NOTE This is just for developers interested in taking an existing cluster to STS. This is explicitly NOT RECOMMENED OR SUPPORTED.


  1. Extract the cluster's ServiceAccount public signing key:
$ oc get configmap --namespace openshift-kube-apiserver bound-sa-token-signing-certs --output json | jq --raw-output '.data["service-account-001.pub"]' > serviceaccount-signer.public
  1. Pretend that ccoctl created a key pair by placing the public key where it would have been created:
$ mkdir ./newstscluster ; mv serviceaccount-signer.public ./newstscluster/serviceaccount-signer.public
  1. Create the AWS IAM Identity provider and the S3 bucket with the OIDC config files: In <name-you-choose> it will be the prefix of the OIDC bucket name and identity provider name that would be created (since under the hood it's an S3 bucket name, it should be globally unique).
$ ./ccoctl aws create-identity-provider --output-dir newstscluster --name <name-you-choose> --region us-east-2
  1. Save/note the last line from that output which contains the ARN for the IAM Identity provider.
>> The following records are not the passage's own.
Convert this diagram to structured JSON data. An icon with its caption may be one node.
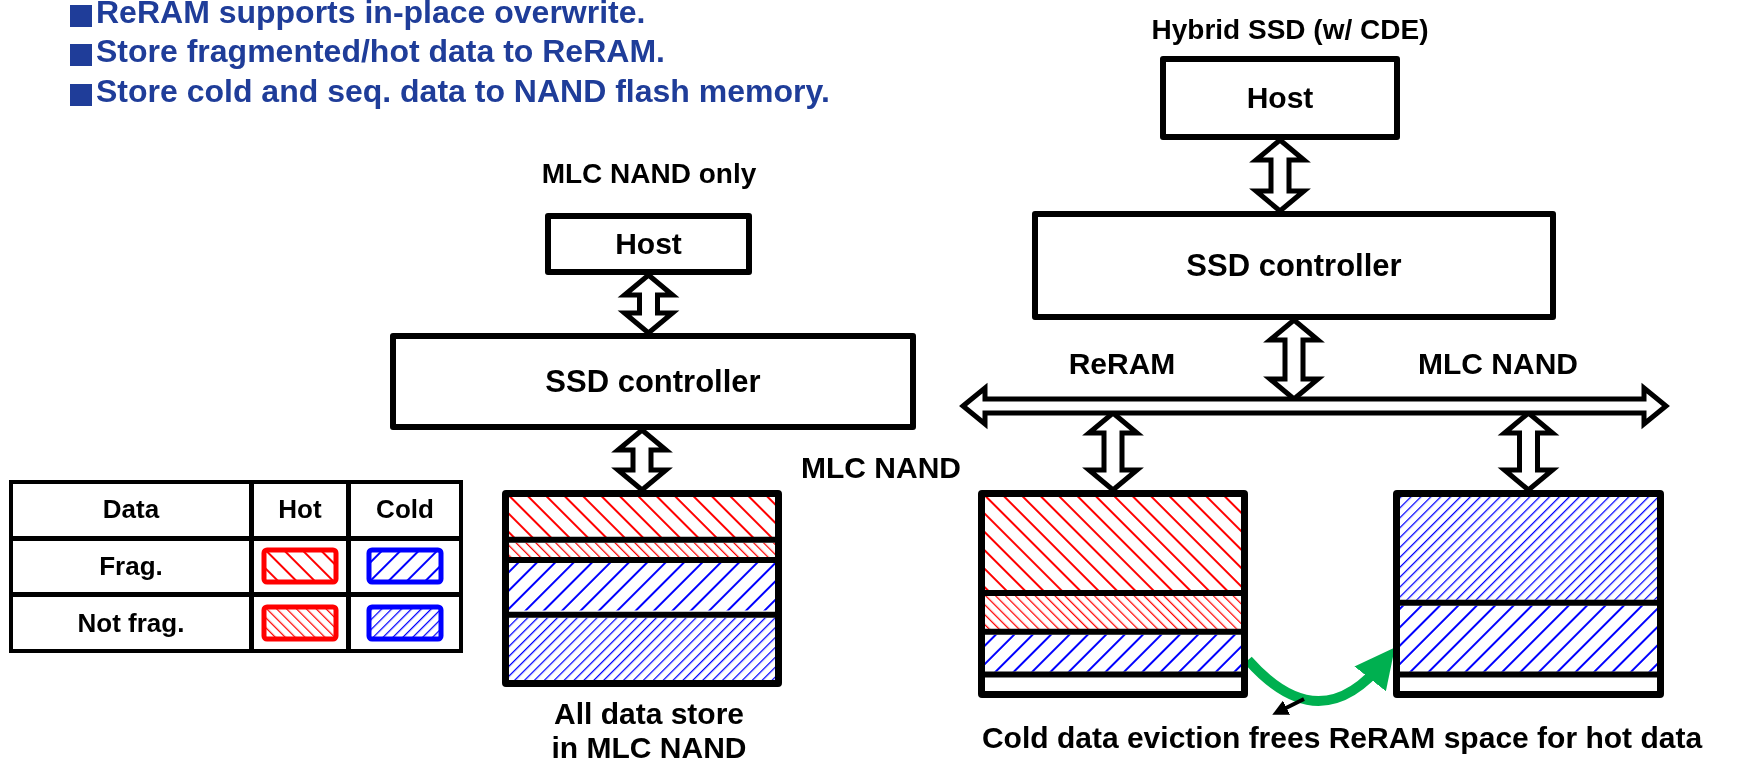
{
  "diagram": {
    "nodes": [
      {
        "text": [
          "Host"
        ]
      },
      {
        "text": [
          "SSD controller"
        ]
      },
      {
        "text": [],
        "shape": "box",
        "beside": [
          "MLC NAND",
          "All data store in MLC NAND"
        ]
      },
      {
        "text": [
          "Host"
        ]
      },
      {
        "text": [
          "SSD controller"
        ]
      },
      {
        "text": [],
        "shape": "bar"
      },
      {
        "text": [],
        "shape": "box"
      },
      {
        "text": [],
        "shape": "box"
      },
      {
        "text": [
          "Cold data eviction frees ReRAM space for hot data"
        ]
      }
    ],
    "edges": [
      {
        "from": 0,
        "to": 1,
        "arrow": "both"
      },
      {
        "from": 1,
        "to": 2,
        "arrow": "both"
      },
      {
        "from": 3,
        "to": 4,
        "arrow": "both"
      },
      {
        "from": 4,
        "to": 5,
        "arrow": "both"
      },
      {
        "from": 5,
        "to": 6,
        "arrow": "both"
      },
      {
        "from": 5,
        "to": 7,
        "arrow": "both"
      },
      {
        "from": 6,
        "to": 7,
        "arrow": "to",
        "style": "thick",
        "color": "#00b050"
      },
      {
        "from": null,
        "to": 8,
        "arrow": "to",
        "color": "#000000"
      }
    ],
    "labels": [
      "ReRAM supports in-place overwrite.",
      "Store fragmented/hot data to ReRAM.",
      "Store cold and seq. data to NAND flash memory.",
      "Hybrid SSD (w/ CDE)",
      "MLC NAND only",
      "ReRAM",
      "MLC NAND",
      "Data",
      "Hot",
      "Cold",
      "Frag.",
      "Not frag."
    ]
  }
}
  2. Update the cluster's Authentication CR's spec.serviceAccountIssuer field to put the URL holding the OIDC files:

$ cat newstscluster/manifests/cluster-authentication-02-config.yaml | awk '/serviceAccountIssuer/ { print $2 }'
$ oc edit authentication cluster
  1. Wait for the kube-apiserver pods to be updated with the new config:
$ oc get pods -n openshift-kube-apiserver | grep kube-apiserver
  1. Restart all pods (this will take a while) in the cluster (because all ServiceAccounts need to be refreshed after updating the serviceAccountIssuer field):
$ for I in $(oc get ns -o jsonpath='{range .items[*]} {.metadata.name}{"\n"} {end}'); \
      do oc delete pods --all -n $I; \
      sleep 1; \
      done
  1. Set the CloudCredentials CR's .spec.credentialsMode to Manual with: oc edit cloudcredentials cluster

  2. Get the current version of the cluster:

$ oc get clusterversion version -o json | jq -r '.status.desired.version'
  1. Get the release image for that version:
$ oc get clusterversion version -o json | jq -r '.status.history[] | select(.version == "VERSION_FROM_PREVIOUS_COMMAND") | .image'
  1. Extract CredentialsRequests resources from that release image:
$ oc adm release extract --credentials-requests --cloud=aws RELEASE_IMAGE_FROM_PREVIOUS_COMMAND --to cred-reqs
  1. Create IAM Roles for each of the CredentialsRequests from the release image:
$ ./ccoctl aws create-iam-roles --output-dir ./newstscluster/ --name newstscluster --identity-provider-arn ARN_CREATED_FROM_CREATE_IDENTITY_PROVIDER_COMMAND --region us-east-2 --credentials-requests-dir ./cred-reqs/
  1. Apply the Secrets generated by the above command:
$ find ./cred-reqs -iname "*yaml" -print0 | xargs -I {} -0 -t oc replace -f {}
  1. At this point the cluster is using STS. The previously created IAM Users/credentials can be deleted as they are not being used. The "root" AWS creds Secret can also be removed (oc delete secret -n kube-system aws-creds).

Cleanup AWS resources after uninstalling the cluster

Delete the S3 bucket, IAM identity provider, and IAM Roles using the ccoctl tool.